Living in the centre of the beautiful and ancient city of Homs, the couple had successful careers – Hassan as an engineer and Shaza as an architect.
They owned their house and had active social life and doted on their two children.
“Our life was successful. I had a very good job as an engineer,” Hassan said.
“In the last two years for the war I had my own company and contracted for work,” he said.
“At that time we would never have thought about leaving Syria. We owned a house, we both were happy in our work,” Hassan said.
The Matni family lived in a largely Christian enclave in the city.
“Even as Christians in Syria, we had no problems. We had all of our rights and we had no problem with nearby Muslim communities,” Hassan said.
But when war came in 2011 everything changed.
“People who were our neighbours before the war became extremists. Some of these people used to visit us socially,” Shaza said.
“We just don’t know what happened. Suddenly they became violent and were inciting others to take up the mentality of ISIS,” she said.
The couple believe that forces outside Syria were supplying these newly minted extremists with weapons and money.
“There was a lot of money involved. You need a big budget to start this kind of violence. You even had satellite channels telling the terrorists to kill Christians and burn everything.
“Meanwhile, our government said we should continue life as usual,” Shaza said.
But that was easier said than done and even the school pick up became a life and death exercise.
“M my son’s grade one school called and said ‘come and get you kids – we can’t protect them’,” Hassan said.
“I was literally running to pick up the kids,” he said.
At this time around 200,000 Christians began leaving Homs. One Christian area called Hamidie was surrounded by Sunni terrorists who were attacking Christians and occupying empty buildings.
On one occasion as he drove from work to home, Hassan passed through a virtual battle zone.
“I was driving in at 140 kph in a 40 kph zone with bullets flying over my head,” he said.
“The next morning we packed a few things and we left. Our area was occupied by terrorists for the next two years and our home was destroyed.
“We lost everything,” he said.
The family moved to Tartous a, a relatively safe city on Syria’s Mediterranean coast.
Hassan got a short term contract to work as an engineer in Nigeria while Shaza and the children stayed behind.
During that time, the family’s car was stolen.
And, when Hassan retuned home things had worsened in Syria.
“Life was very difficult. The security situation was getting worse – there were two large bombings in the city – so things were not safe anymore and things were very expensive,” he said.
“We were living to just to sustain life. We had not real hope for the future and we didn’t know if we would survive the next week. And for Christians it became very dangerous to stay and impossible to leave because the government would not give us visas,” Hassan said.

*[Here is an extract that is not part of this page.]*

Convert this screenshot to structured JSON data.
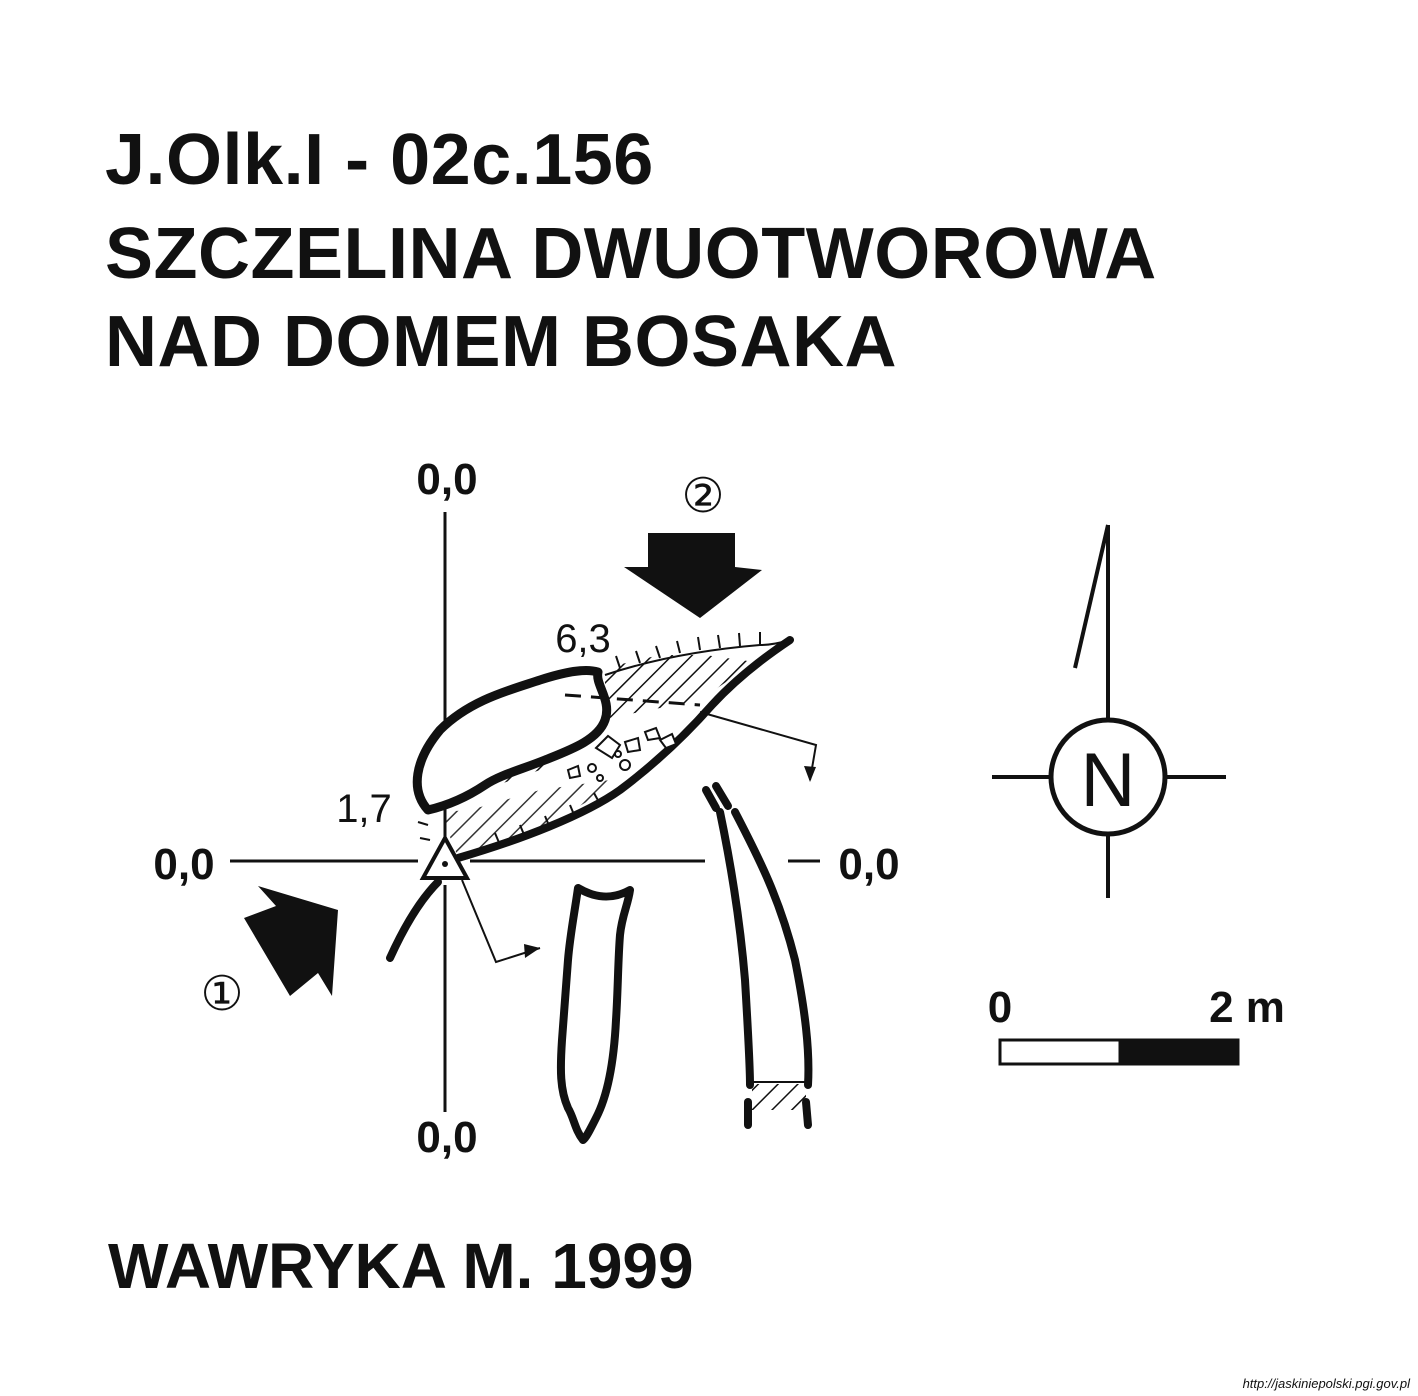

Eventually, the family was able to get to Lebanon where they lived a precarious existence.
“We were in Lebanon for eight months and life was terrible. We could not work and we spent all of our savings just to live. Our kids could not go to school,” Shaza said.
“We were just waiting for the chance to leave,” she said.
In 2016 the family were granted a humanitarian visa and came to Australia last year.
“We are grateful to be here, the people here are very friendly and welcoming,” Shaza said.
“Our kids love the school they go to. They have settled well and have made new friends and we are trying to connect more with the broader community here,” she said.
Shaza volunteers at the school and daughter Rita recently sang in a school festival. Hassan is a member of the Choir of Hard Knocks.
But the Matnis worry about their parents still in Syria and Lebanon.
“We worry about them and we would love to be able to bring them to safety,’ she said.